A **No-AI Use** label shall prohibit use of a data object, knowledge object, protected source, workflow, record, or output in AI processing, including model training, fine-tuning, retrieval, summarization, classification, embedding, automated evaluation, agentic workflow, or AI-assisted transformation. This label shall be used where rights, privacy, protected knowledge, Indigenous protocol-sensitive knowledge where applicable, youth data, health-sensitive data, cyber-sensitive data, infrastructure-sensitive data, community sensitivity, public authority sensitivity, confidentiality, or other constraints require exclusion from AI workflows.

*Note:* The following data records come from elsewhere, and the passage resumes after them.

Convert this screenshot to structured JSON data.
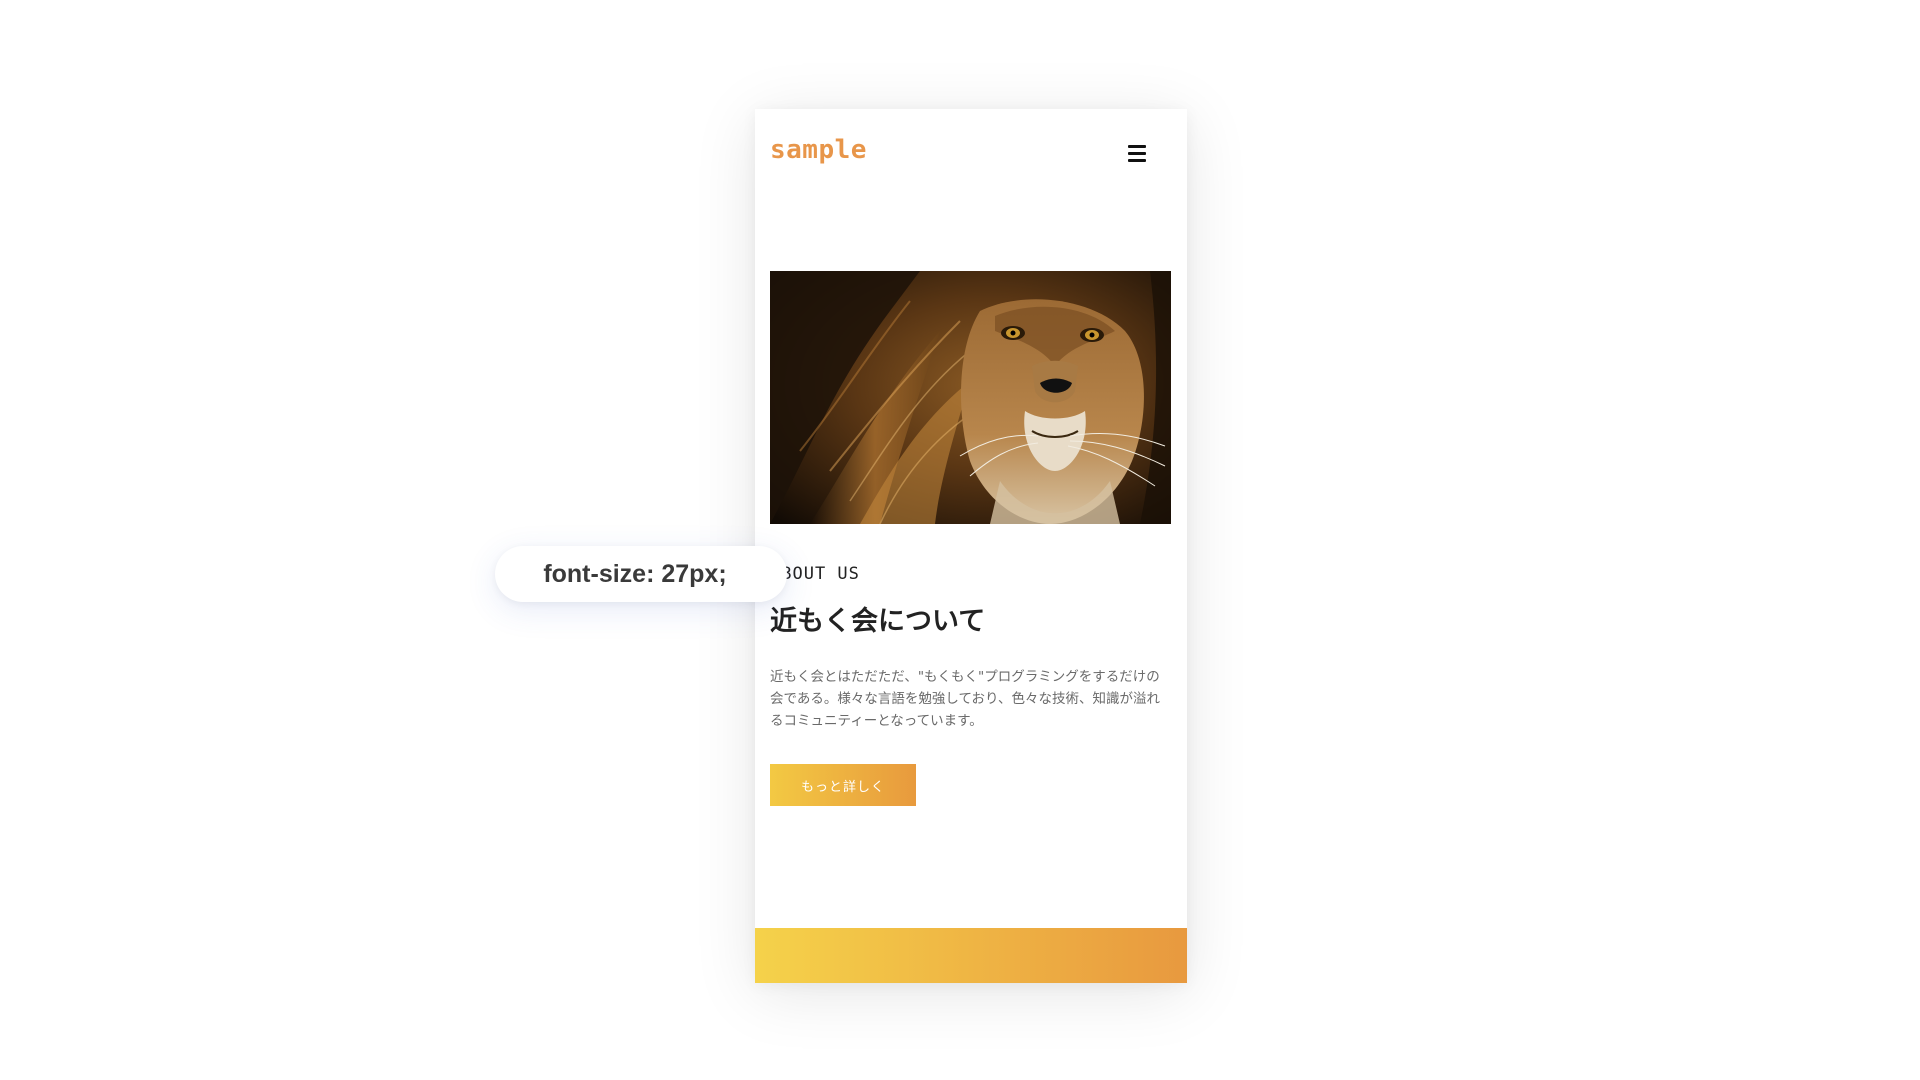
{
  "header": {
    "logo_text": "sample",
    "menu_icon": "hamburger-menu-icon"
  },
  "hero_image": {
    "subject": "lion-photo"
  },
  "about": {
    "kicker": "ABOUT US",
    "title": "近もく会について",
    "body": "近もく会とはただただ、\"もくもく\"プログラミングをするだけの会である。様々な言語を勉強しており、色々な技術、知識が溢れるコミュニティーとなっています。",
    "button_label": "もっと詳しく"
  },
  "tooltip": {
    "text": "font-size: 27px;"
  },
  "colors": {
    "accent_orange": "#e8964a",
    "gradient_start": "#f5d24a",
    "gradient_end": "#e8993f",
    "heading": "#222222",
    "body_text": "#6a6a6a"
  }
}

No-AI Use shall not prevent ordinary human review, lawful recordkeeping, or controlled non-AI processing where separately permitted. Any proposed exception shall require review and recorded reclassification.

### 6.3.2 Retrieval-only.

A **Retrieval-Only** label shall allow AI systems to retrieve or reference approved content within a controlled workflow, without using the content for model training, fine-tuning, unrestricted embedding, uncontrolled export, or autonomous action. Retrieval-only use shall require access controls, source visibility where appropriate, citation discipline, prompt-injection controls, output review, and correction propagation.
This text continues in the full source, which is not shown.